In December 2008, Yerevan tendered for the right to design the new atomic reactor and oversee its construction. The Sydney-based company WorleyParsons, one of the world’s largest providers of engineering services to the energy sector, was declared as its winner on May 12 (Statement by the Armenian State Procurements Agency, May 12). WorleyParsons and the Armenian government are currently working out the precise details of the project management and will shortly sign a relevant agreement. In early April, the Armenian parliament passed a bill regulating the various aspects of the plant’s construction.
On May 18 the Armenian Energy Minister Armen Movsisian said, "The next step will be to design the future block, after which we will enlist and select potential investors." He further explained: "That will be followed by the design work and the construction process itself." According to Movsisian the construction will start "at the end of next year or at the beginning of 2011" and take at least five years (RFE/RL Armenia Report, May 18).
The estimated cost of the project, approximately $5 billion, is equivalent to 40 percent of Armenia’s GDP in 2008 and twice the volume of its 2009 state budget, meaning that foreign investment is the only realistic source of funding. Attracting such investment during the current global economic crisis will be an extremely difficult task. Thus far, only the Russian Federal Agency on Atomic Energy (Rosatom) and its state-owned Atomstroyexport company have publicly expressed interest in the large-scale project. The Armenian and Russian governments formed a joint task force in 2007 to examine the issue. The results of its work have still not been publicly disclosed.
With a projected capacity of 1,000-1,200 megawatts, the new nuclear plant will be more than twice as powerful as Metsamor’s functioning reactor, leaving Armenia with a potentially massive electricity surplus which energy officials hope to export to neighboring countries. On May 7 the Yerevan business daily Kapital quoted the chairman of the ArmRosGazprom national gas distribution company, Karen Karapetian, as saying that Georgia, Turkey and Iran will increasingly face electricity shortages in the coming years and that Armenia is in a position to alleviate the deficit.
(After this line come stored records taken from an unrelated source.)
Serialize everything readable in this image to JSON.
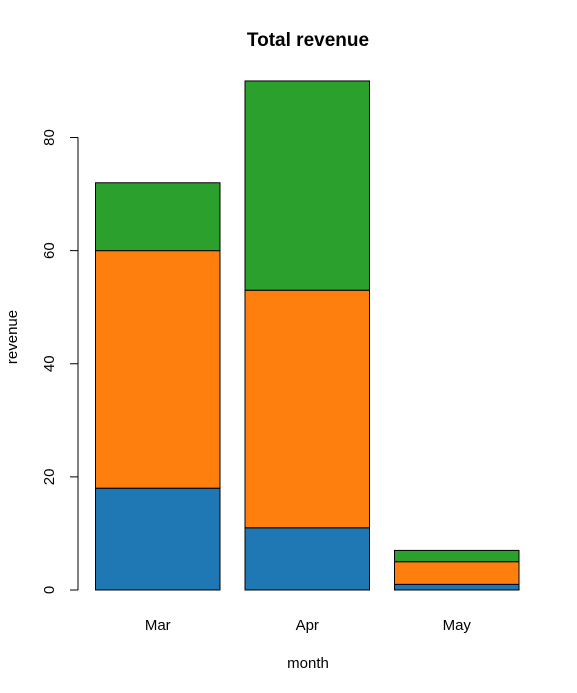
{
  "chart_data": {
    "type": "bar",
    "stacked": true,
    "title": "Total revenue",
    "xlabel": "month",
    "ylabel": "revenue",
    "categories": [
      "Mar",
      "Apr",
      "May"
    ],
    "series": [
      {
        "values": [
          18,
          11,
          1
        ],
        "color": "#1f77b4"
      },
      {
        "values": [
          42,
          42,
          4
        ],
        "color": "#ff7f0e"
      },
      {
        "values": [
          12,
          37,
          2
        ],
        "color": "#2ca02c"
      }
    ],
    "yticks": [
      0,
      20,
      40,
      60,
      80
    ],
    "ylim": [
      0,
      90
    ],
    "grid": false,
    "legend": "none"
  }
}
Karapetian said Armenian energy exports to these countries might eventually exceed 6 billion kilowatt hours annually, a figure equaling the total Armenian electricity output in 2008.
Armenia is already scheduled to supply Iran with large quantities of electricity to be generated using Iranian natural gas. It began importing that gas on May 14, around six months after the official inauguration of the second and final Armenian section of a gas pipeline connecting the two nations (Arminfo, May 14). Speaking to the Armenpress news agency on May 21, Movsisian reasserted that Armenia will soon start selling electricity to Turkey, despite the absence of diplomatic relations. He said the Turkish government is currently making the final technical preparations for the electricity supply, which will initially involve 1.5 billion kilowatt hours annually.
The Armenian energy minister has repeatedly stated in recent months that domestic and Turkish utility firms signed an agreement to that effect during President Abdullah Gul’s historic visit to Yerevan in September 2008. Turkish government officials have pointedly refused to offer any public confirmation of that deal. Nonetheless, the current uncertain prospects surrounding the normalization of Turkish-Armenian relations hardly bode well for any energy cooperation between Ankara and Yerevan.